The Wine Train: A poster child for “stimulus” pork-barreling

Zombie has a juicy story about an investigation by California Watch (reprinted in the SF Chronicle ) on how “stimulus” funds are being in Northern California.

There’s a tourist train line running through the Napa Valley (California’s wine growing country).

[The] Wine Train [is] a private rail line established by the late Vincent DeDomenico, the wealthy creator of Rice-A-Roni pasta. Sixteen times each week, according to the Wine Train’s Web site, the train transports tourists from Napa to St. Helena aboard restored dining cars. A champagne dinner on the Vista Dome car costs $129 per person. About 125,000 people ride the Wine Train each year.

$54 million in stimulus funds were allocated to relocating the tracks and redoing the bridge. The work was awarded in a no-bid contract to Suluutaaq, Inc. of Anchorage, Alaska. “Because the company was founded by Alaska Natives, it enjoys special access to federal contracts.”

The “company” (which appears to be basically a Caucasian CEO and a handful of staff, few of them “Alaska Native”) then subcontracted an actual (reputable) construction company (Peter Kiewit & Sons, also a contractor on the Bay Bridge) to do the actual work.

According to Federal records, Suulutaaq is paying Kiewit $28.1 million – 53 percent of the total stimulus contract. Other subcontractors, all from the lower 48 states, get another $4.7 million. Profit to Suluutaaq for doing essentially no work? About $20.4 million. Ka-ching!
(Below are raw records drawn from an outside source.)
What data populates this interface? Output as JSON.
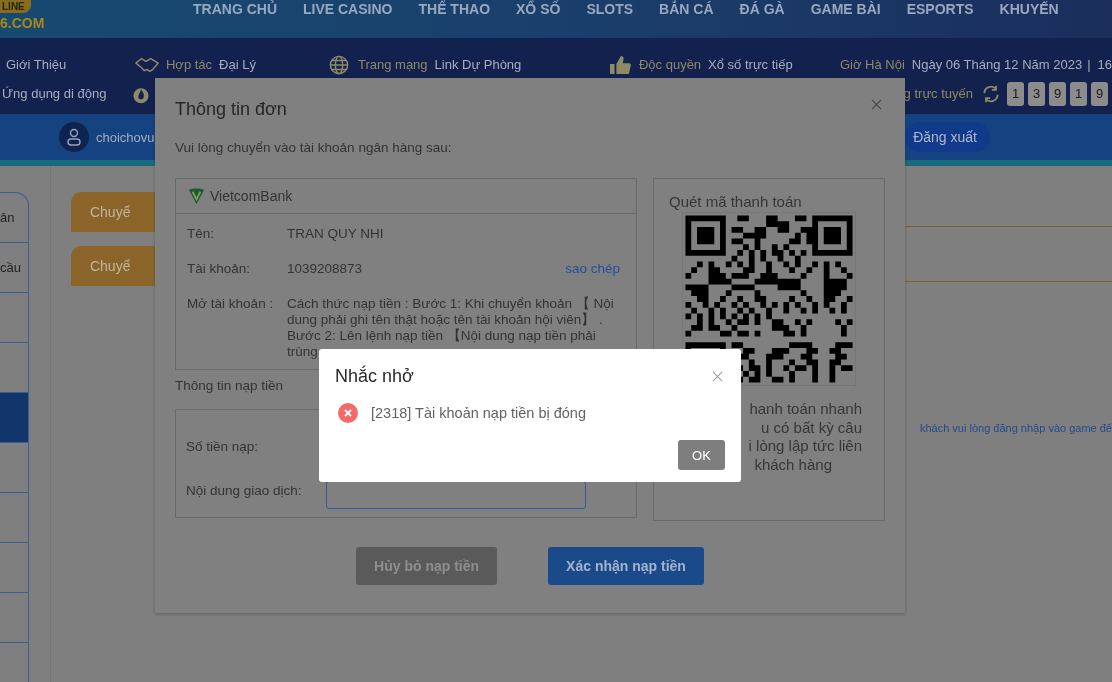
{
  "header": {
    "logo": {
      "ribbon": "LINE",
      "domain": "6.COM"
    },
    "nav": [
      "TRANG CHỦ",
      "LIVE CASINO",
      "THỂ THAO",
      "XỔ SỐ",
      "SLOTS",
      "BẮN CÁ",
      "ĐÁ GÀ",
      "GAME BÀI",
      "ESPORTS",
      "KHUYẾN"
    ]
  },
  "info_bar": {
    "row1": [
      {
        "text": "Giới Thiệu"
      },
      {
        "label": "Hợp tác",
        "text": "Đại Lý"
      },
      {
        "label": "Trang mạng",
        "text": "Link Dự Phòng"
      },
      {
        "label": "Độc quyền",
        "text": "Xổ số trực tiếp"
      },
      {
        "label": "Giờ Hà Nội",
        "text": "Ngày 06 Tháng 12 Năm 2023",
        "separator": "|",
        "time": "16"
      }
    ],
    "row2": {
      "app": "Ứng dụng di động",
      "online_label": "g trực tuyến",
      "digits": [
        "1",
        "3",
        "9",
        "1",
        "9"
      ]
    }
  },
  "user_bar": {
    "username": "choichovu",
    "logout": "Đăng xuất"
  },
  "sidebar": {
    "items": [
      {
        "text": "ân",
        "selected": false
      },
      {
        "text": "cầu",
        "selected": false
      },
      {
        "selected": false
      },
      {
        "selected": false
      },
      {
        "selected": true
      },
      {
        "selected": false
      },
      {
        "selected": false
      },
      {
        "selected": false
      },
      {
        "selected": false
      }
    ]
  },
  "content": {
    "tabs": [
      "Chuyể",
      "Chuyể"
    ],
    "notice": "khách vui lòng đăng nhập vào game để"
  },
  "order_modal": {
    "title": "Thông tin đơn",
    "intro": "Vui lòng chuyển vào tài khoản ngân hàng sau:",
    "bank": {
      "name": "VietcomBank",
      "fields": [
        {
          "label": "Tên:",
          "value": "TRAN QUY NHI"
        },
        {
          "label": "Tài khoản:",
          "value": "1039208873",
          "action": "sao chép"
        },
        {
          "label": "Mở tài khoản :",
          "value": "Cách thức nạp tiền : Bước 1: Khi chuyển khoản 【 Nội dung phải ghi tên thật hoặc tên tài khoản hội viên】 . Bước 2: Lên lệnh nạp tiền 【Nội dung nạp tiền phải trùng"
        }
      ]
    },
    "qr": {
      "title": "Quét mã thanh toán",
      "note_lines": [
        "hanh toán nhanh",
        "u có bất kỳ câu",
        "i lòng lập tức liên",
        "khách hàng"
      ]
    },
    "deposit": {
      "title": "Thông tin nạp tiền",
      "fields": [
        {
          "label": "Số tiền nạp:"
        },
        {
          "label": "Nội dung giao dịch:"
        }
      ]
    },
    "buttons": [
      {
        "kind": "cancel",
        "label": "Hủy bỏ nạp tiền"
      },
      {
        "kind": "confirm",
        "label": "Xác nhận nạp tiền"
      }
    ]
  },
  "alert": {
    "title": "Nhắc nhở",
    "kind": "error",
    "message": "[2318] Tài khoản nạp tiền bị đóng",
    "button": "OK"
  }
}
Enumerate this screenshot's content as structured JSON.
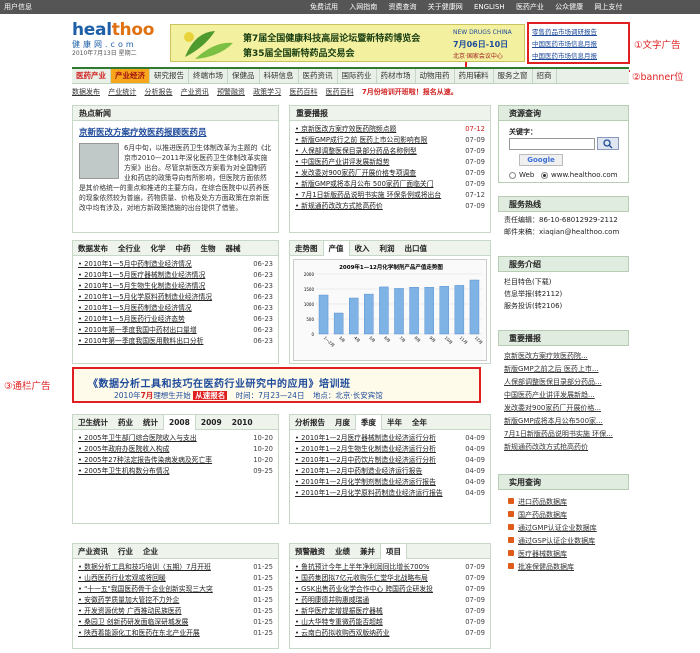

And note not all the rogues in this rogues’ gallery are Democrats:

Suulutaaq is one of dozens of Alaska Native corporations that have emerged as players in federal contracting via measures crafted in the 1980s and 1990s by former Sen. Ted Stevens, R-Alaska, a powerful lawmaker whose career ended with a contracting scandal.

For decades, the U.S. Small Business Administration has run a preferential contracting program to aid disadvantaged businesses. Qualifying firms can get federal contracts worth up to $5.5 million by negotiation, rather than competitive bidding.

The Stevens measures gave corporations that were set up by Alaska Natives special access – with no cap on the size of contracts they can obtain.

Zombie sums up:

So, basically, a white wheeler-dealer got himself appointed CEO of a shell company that’s legally classified as an “Alaska Native corporation,” then, using this unique privileged status, finagled a no-bid contract to get $54 million in taxpayer funds for a construction job — and then used a small portion of that money to hire subcontractors to do the actual work, while pocketing the rest as pure profit.

Nice, eh? And guess what: You’re the sucker in this swindle.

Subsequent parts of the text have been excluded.